Legendary material in drama requires the aid of music. Music indeed has a most important part to play in poetic and rustic drama. L'Arlésienne is the finest example. We may say that music has not yet received the treatment in our drama which it deserves. The poets have dispensed with it, partly through sheer ignorance, and partly through fear and jealousy. Music and poetry are two wings of the lyric drama. He who neglects either, can fly only with great difficulty.

And why relegate pantomime, which is pure action, to the circus? The spectacle of action is a powerful spring to action, good as well as evil; it is absurd to neglect it. The circus at Rome kept alive the pleasure derived from action—a pleasure we know little about nowadays, but one which is a fundamental need of all great nations. The Greeks cultivated bodily as well as mental exercise. Let us give the body its proper place in art. Our Theater must be a Theater of men, and not merely of writers.
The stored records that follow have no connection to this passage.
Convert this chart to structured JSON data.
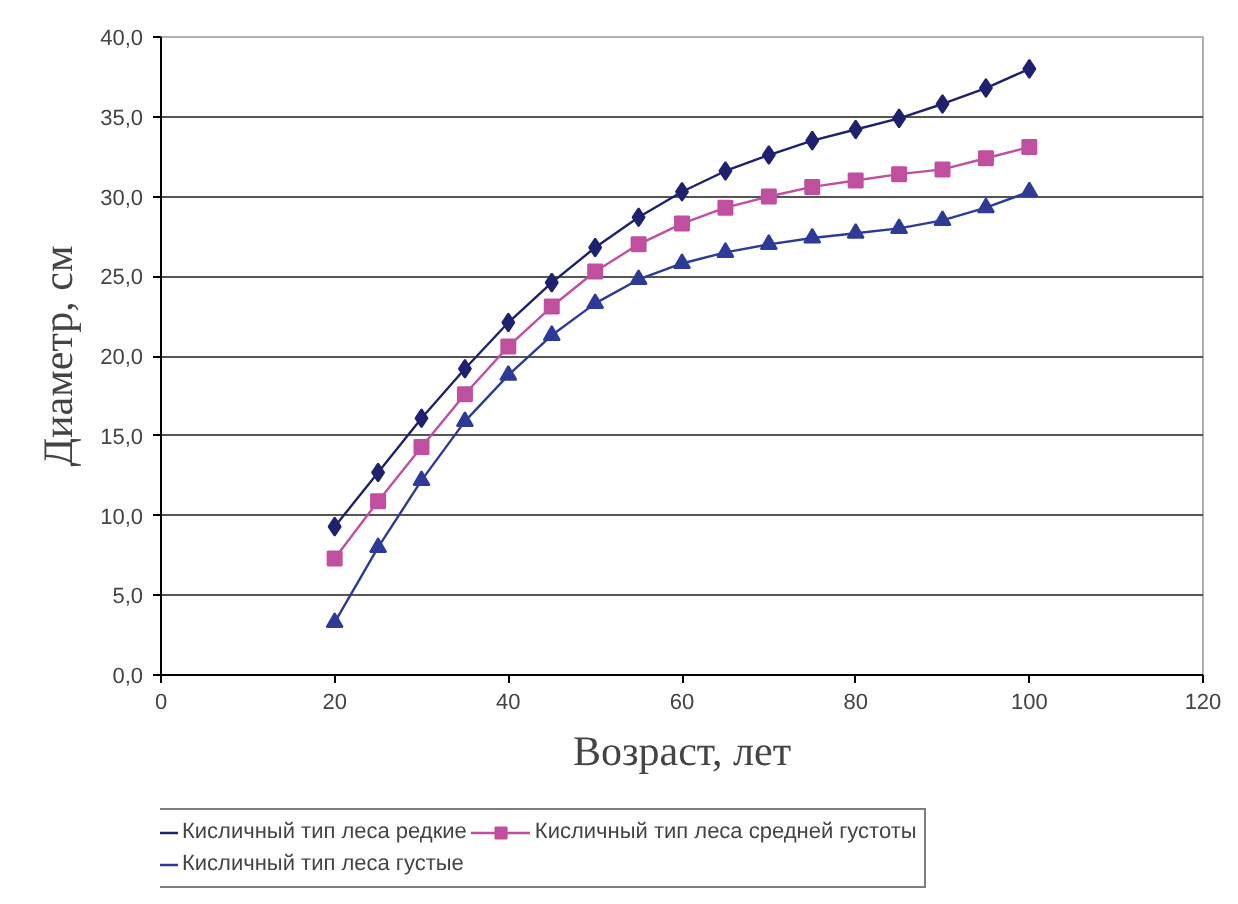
{
  "chart_data": {
    "type": "line",
    "xlabel": "Возраст, лет",
    "ylabel": "Диаметр, см",
    "x": [
      20,
      25,
      30,
      35,
      40,
      45,
      50,
      55,
      60,
      65,
      70,
      75,
      80,
      85,
      90,
      95,
      100
    ],
    "series": [
      {
        "name": "Кисличный тип леса редкие",
        "color": "#1f216e",
        "marker": "diamond",
        "values": [
          9.3,
          12.7,
          16.1,
          19.2,
          22.1,
          24.6,
          26.8,
          28.7,
          30.3,
          31.6,
          32.6,
          33.5,
          34.2,
          34.9,
          35.8,
          36.8,
          38.0
        ]
      },
      {
        "name": "Кисличный тип леса средней густоты",
        "color": "#c0509f",
        "marker": "square",
        "values": [
          7.3,
          10.9,
          14.3,
          17.6,
          20.6,
          23.1,
          25.3,
          27.0,
          28.3,
          29.3,
          30.0,
          30.6,
          31.0,
          31.4,
          31.7,
          32.4,
          33.1
        ]
      },
      {
        "name": "Кисличный тип леса густые",
        "color": "#2e3b96",
        "marker": "triangle",
        "values": [
          3.3,
          8.0,
          12.2,
          15.9,
          18.8,
          21.3,
          23.3,
          24.8,
          25.8,
          26.5,
          27.0,
          27.4,
          27.7,
          28.0,
          28.5,
          29.3,
          30.3
        ]
      }
    ],
    "xlim": [
      0,
      120
    ],
    "xticks": [
      0,
      20,
      40,
      60,
      80,
      100,
      120
    ],
    "ylim": [
      0,
      40
    ],
    "yticks": [
      {
        "value": 0,
        "label": "0,0"
      },
      {
        "value": 5,
        "label": "5,0"
      },
      {
        "value": 10,
        "label": "10,0"
      },
      {
        "value": 15,
        "label": "15,0"
      },
      {
        "value": 20,
        "label": "20,0"
      },
      {
        "value": 25,
        "label": "25,0"
      },
      {
        "value": 30,
        "label": "30,0"
      },
      {
        "value": 35,
        "label": "35,0"
      },
      {
        "value": 40,
        "label": "40,0"
      }
    ],
    "grid": "y",
    "legend": "bottom",
    "line_style": "solid"
  }
}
How many are the new types of drama which might flourish in our People's Theater! But it would be a vain task to describe the shadows of the future.[2] Nothing counts but actual achievement, and it is not yet time for us to enter a new continent. Each may start forth on his quest; he is sure to return laden with booty. Let us dare to raise art to the height of that tragedy which is now being acted in the world at large. The words of Schiller on the occasion of the first performance of Wallensteins Lager (October, 1798)[3] may well be our guide and inspiration:

"The new era which opens for us today will encourage the poet to leave the beaten path of yesterday, and transport you out of your everyday existence up to a higher, a nobler stage, not perhaps unworthy of this sublime hour when our efforts are all bent toward the future. Only a great subject is capable of stirring mankind to the depths. The mind, if fettered and cramped, degenerates, but man advances as his horizon widens. And now, at the end of this century, when reality itself becomes poetry, when we are witnesses of gigantic souls striving onward toward a great prize, when men fight for the highest interests of humanity, liberty, and power—now, I say, the art of the drama may evoke the shades of the past in order to take flight to more distant summits. It can do this, and it will unless it rests content to be an object of shame before the eyes of the whole world."
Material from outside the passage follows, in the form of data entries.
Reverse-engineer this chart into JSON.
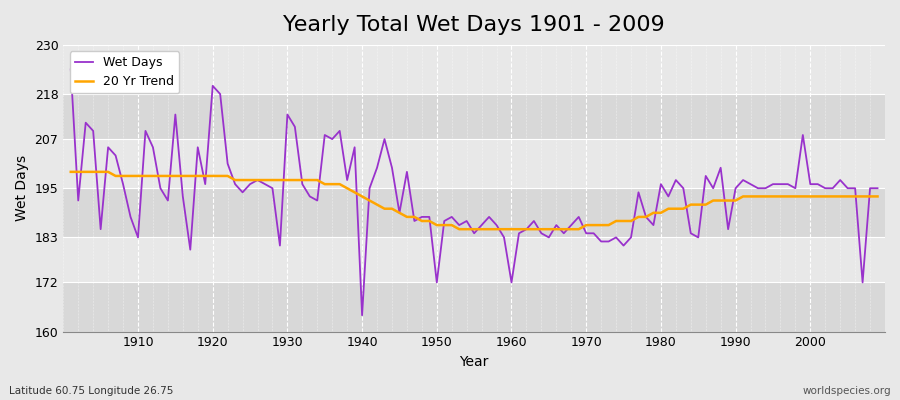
{
  "title": "Yearly Total Wet Days 1901 - 2009",
  "xlabel": "Year",
  "ylabel": "Wet Days",
  "subtitle": "Latitude 60.75 Longitude 26.75",
  "watermark": "worldspecies.org",
  "years": [
    1901,
    1902,
    1903,
    1904,
    1905,
    1906,
    1907,
    1908,
    1909,
    1910,
    1911,
    1912,
    1913,
    1914,
    1915,
    1916,
    1917,
    1918,
    1919,
    1920,
    1921,
    1922,
    1923,
    1924,
    1925,
    1926,
    1927,
    1928,
    1929,
    1930,
    1931,
    1932,
    1933,
    1934,
    1935,
    1936,
    1937,
    1938,
    1939,
    1940,
    1941,
    1942,
    1943,
    1944,
    1945,
    1946,
    1947,
    1948,
    1949,
    1950,
    1951,
    1952,
    1953,
    1954,
    1955,
    1956,
    1957,
    1958,
    1959,
    1960,
    1961,
    1962,
    1963,
    1964,
    1965,
    1966,
    1967,
    1968,
    1969,
    1970,
    1971,
    1972,
    1973,
    1974,
    1975,
    1976,
    1977,
    1978,
    1979,
    1980,
    1981,
    1982,
    1983,
    1984,
    1985,
    1986,
    1987,
    1988,
    1989,
    1990,
    1991,
    1992,
    1993,
    1994,
    1995,
    1996,
    1997,
    1998,
    1999,
    2000,
    2001,
    2002,
    2003,
    2004,
    2005,
    2006,
    2007,
    2008,
    2009
  ],
  "wet_days": [
    224,
    192,
    211,
    209,
    185,
    205,
    203,
    196,
    188,
    183,
    209,
    205,
    195,
    192,
    213,
    193,
    180,
    205,
    196,
    220,
    218,
    201,
    196,
    194,
    196,
    197,
    196,
    195,
    181,
    213,
    210,
    196,
    193,
    192,
    208,
    207,
    209,
    197,
    205,
    164,
    195,
    200,
    207,
    200,
    189,
    199,
    187,
    188,
    188,
    172,
    187,
    188,
    186,
    187,
    184,
    186,
    188,
    186,
    183,
    172,
    184,
    185,
    187,
    184,
    183,
    186,
    184,
    186,
    188,
    184,
    184,
    182,
    182,
    183,
    181,
    183,
    194,
    188,
    186,
    196,
    193,
    197,
    195,
    184,
    183,
    198,
    195,
    200,
    185,
    195,
    197,
    196,
    195,
    195,
    196,
    196,
    196,
    195,
    208,
    196,
    196,
    195,
    195,
    197,
    195,
    195,
    172,
    195,
    195
  ],
  "trend_values": [
    199,
    199,
    199,
    199,
    199,
    199,
    198,
    198,
    198,
    198,
    198,
    198,
    198,
    198,
    198,
    198,
    198,
    198,
    198,
    198,
    198,
    198,
    197,
    197,
    197,
    197,
    197,
    197,
    197,
    197,
    197,
    197,
    197,
    197,
    196,
    196,
    196,
    195,
    194,
    193,
    192,
    191,
    190,
    190,
    189,
    188,
    188,
    187,
    187,
    186,
    186,
    186,
    185,
    185,
    185,
    185,
    185,
    185,
    185,
    185,
    185,
    185,
    185,
    185,
    185,
    185,
    185,
    185,
    185,
    186,
    186,
    186,
    186,
    187,
    187,
    187,
    188,
    188,
    189,
    189,
    190,
    190,
    190,
    191,
    191,
    191,
    192,
    192,
    192,
    192,
    193,
    193,
    193,
    193,
    193,
    193,
    193,
    193,
    193,
    193,
    193,
    193,
    193,
    193,
    193,
    193,
    193,
    193,
    193
  ],
  "wet_days_color": "#9932CC",
  "trend_color": "#FFA500",
  "bg_color": "#e8e8e8",
  "plot_bg_color_light": "#e8e8e8",
  "plot_bg_color_dark": "#d8d8d8",
  "ylim": [
    160,
    230
  ],
  "yticks": [
    160,
    172,
    183,
    195,
    207,
    218,
    230
  ],
  "xticks": [
    1910,
    1920,
    1930,
    1940,
    1950,
    1960,
    1970,
    1980,
    1990,
    2000
  ],
  "title_fontsize": 16,
  "label_fontsize": 10,
  "legend_fontsize": 9,
  "linewidth_wet": 1.3,
  "linewidth_trend": 1.8
}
We must not complain of our destiny. Fate has given us plenty to do. Ours is a happy age, for we have great tasks to accomplish. Happy the man who succumbs beneath the weight of so glorious a fatigue! This is far better than succumbing to the boredom of doing nothing at all, or sadly contemplating the work of others. Let us not say what the melancholy author of the Caractères [La Bruyère] was forced to say in his worn-out age: "Everything has been said, and we have come too late." Nothing has been said of our new society. Everything waits to be said. Everything waits to be done. To work!


THE END

  1. Preface to Die Räuber, 1781.
  2. Just a word on another type of drama which is dead in the France of today: the Improvised Comedy. In the provinces, where the mind is quicker and the spirit wider awake, it is not necessary that the plays be written down in their entirety. It might even be well to allow the fancy a little free play, and let the people act at their ease round a given theme or story. This is what the Italians do in their Commedia dell' arte, which is still in existence among the peasants. To those who consider improvisation outside the province of art, let me quote not only Michelet—who declares that "it would be a pity to let the Southerners have complete texts, because a theme alone suffices"—but Goethe, who remarked of Wallensteins Lager that "this sort of play demands the introduction of something new at every performance, in order to hold the attention of the spectators." (Goethe to Schiller, Oct. 5, 1798.)
  3. See the magnificent appeal of Mazzini To the Poets of the 19th Century (Ai poeti del secolo XIX, 1832).